From: Mathieu Desnoyers
Date: Tue Sep 03 2024 - 19:23:07 EST


On 2024-09-03 15:59, Yury Norov wrote:
On Tue, Sep 03, 2024 at 03:06:50PM -0400, Mathieu Desnoyers wrote:
[...]
+
+static inline void mm_set_cpus_allowed(struct mm_struct *mm, const struct cpumask *cpumask)
+{
+ struct cpumask *mm_allowed = mm_cpus_allowed(mm);
+ int cpu, nr_set = 0;
+
+ if (!mm)
+ return;
+ /* The mm_cpus_allowed is the union of each thread allowed CPUs masks. */
+ for (cpu = 0; cpu < nr_cpu_ids; cpu = cpumask_next_andnot(cpu, cpumask, mm_allowed)) {
+ if (!cpumask_test_and_set_cpu(cpu, mm_allowed))
+ nr_set++;
+ }

You can do the same nicer:

for_each_cpu(cpu, cpumask)
nr_set += !cpumask_test_and_set_cpu(cpu, mm_allowed);

This should be faster and a bit simpler, to me.

In this scenario, I expect the following per-thread cpumask properties for a given process (typically): those will be typically the same bits
set repeated over all threads belonging to a process. There are of
course scenarios where specific threads will override the mask, but
I don't expect this to be the most frequent case.

So we typically have an operation which initially copies the initial
thread's allowed cpus mask to the mm allowed cpus mask, and then when
additional affinity changes are done, we want to augment the mm allowed
cpus masks with any additional cpu that may show up. But again, I expect
the initial thread to typically have the complete mask and other
operations won't typically change the mm allowed cpumask bits.

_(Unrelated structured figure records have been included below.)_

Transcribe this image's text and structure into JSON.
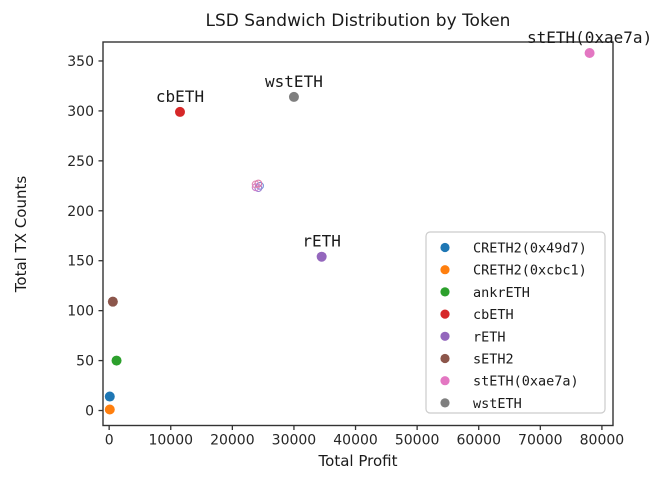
{
  "chart_data": {
    "type": "scatter",
    "title": "LSD Sandwich Distribution by Token",
    "xlabel": "Total Profit",
    "ylabel": "Total TX Counts",
    "xlim": [
      -1000,
      81800
    ],
    "ylim": [
      -15,
      369
    ],
    "xticks": [
      0,
      10000,
      20000,
      30000,
      40000,
      50000,
      60000,
      70000,
      80000
    ],
    "yticks": [
      0,
      50,
      100,
      150,
      200,
      250,
      300,
      350
    ],
    "grid": false,
    "legend": {
      "position": "lower right",
      "border_color": "#cccccc",
      "background_color": "#ffffff"
    },
    "series": [
      {
        "name": "CRETH2(0x49d7)",
        "color": "#1f77b4",
        "x": 100,
        "y": 14,
        "annotated": false
      },
      {
        "name": "CRETH2(0xcbc1)",
        "color": "#ff7f0e",
        "x": 100,
        "y": 1,
        "annotated": false
      },
      {
        "name": "ankrETH",
        "color": "#2ca02c",
        "x": 1200,
        "y": 50,
        "annotated": false
      },
      {
        "name": "cbETH",
        "color": "#d62728",
        "x": 11500,
        "y": 299,
        "annotated": true
      },
      {
        "name": "rETH",
        "color": "#9467bd",
        "x": 34500,
        "y": 154,
        "annotated": true
      },
      {
        "name": "sETH2",
        "color": "#8c564b",
        "x": 600,
        "y": 109,
        "annotated": false
      },
      {
        "name": "stETH(0xae7a)",
        "color": "#e377c2",
        "x": 78000,
        "y": 358,
        "annotated": true
      },
      {
        "name": "wstETH",
        "color": "#7f7f7f",
        "x": 30000,
        "y": 314,
        "annotated": true
      }
    ],
    "watermark_swirl": {
      "x": 24100,
      "y": 225,
      "colors": [
        "#5b7fd4",
        "#8a6bc9",
        "#c76bc2",
        "#e077a8",
        "#d6609a"
      ]
    },
    "colors": {
      "spine": "#333333",
      "tick": "#333333",
      "text": "#1a1a1a"
    }
  }
}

I also expect the cpumask to be often quite dense (often all bits
are set).

Now if we look at the operations for your proposal here:

- for_each_cpu loads cpumask word-by-word and for each set bit, it
issues cpumask_test_and_set_cpu on mm_allowed, which is really a
test_and_set_bit, a fully ordered atomic operation, on each _bit_
set. That's O(nr_cpus) fully ordered atomic operations, and thus
expensive exclusive cache line accesses.

My approach does:

- The equivalent of a for_each_cpu_andnot (actually I should use
exactly that! I just noticed it exists in the API.), which loads
both thread and mm CPUs allowed masks in parallel, word-by-word,
and only issues a cpumask_test_and_set_cpu for CPUs which are set
in the per-thread mask, but not in the mm mask. In the typical cases
discussed above, we pretty much never need to issue the atomic
test-and-set. So all we need to do for the common case is to read
both cpu masks in parallel, no stores/atomic ops needed.

What concerns me is that you call atomic function in a loop, which makes
the whole procedure non-atomic. If it's OK, can you put a comment why a
series of atomic ops is OK here? If not - I believe external locking
would be needed.

Good point, so the whole mm CPUs allowed masks tracks the allowed set,
and based on the result of the test_and_set it accumulates the number of
bits set and atomically add the total to nr_allowed_cpus. The mm_cid
algorithms only care about mm nr_allowed_cpus, so those don't even need
to look at the mm CPUs allowed mask, therefore there is no need to
provide any ordering guarantees across the two data structures.

If we'd have a cpumask_test_and_set_cpu_relaxed() it would be sufficient
here.

As you say, I should explain this in a comment.

Thanks,

Mathieu

--
Mathieu Desnoyers
EfficiOS Inc.
https://www.efficios.com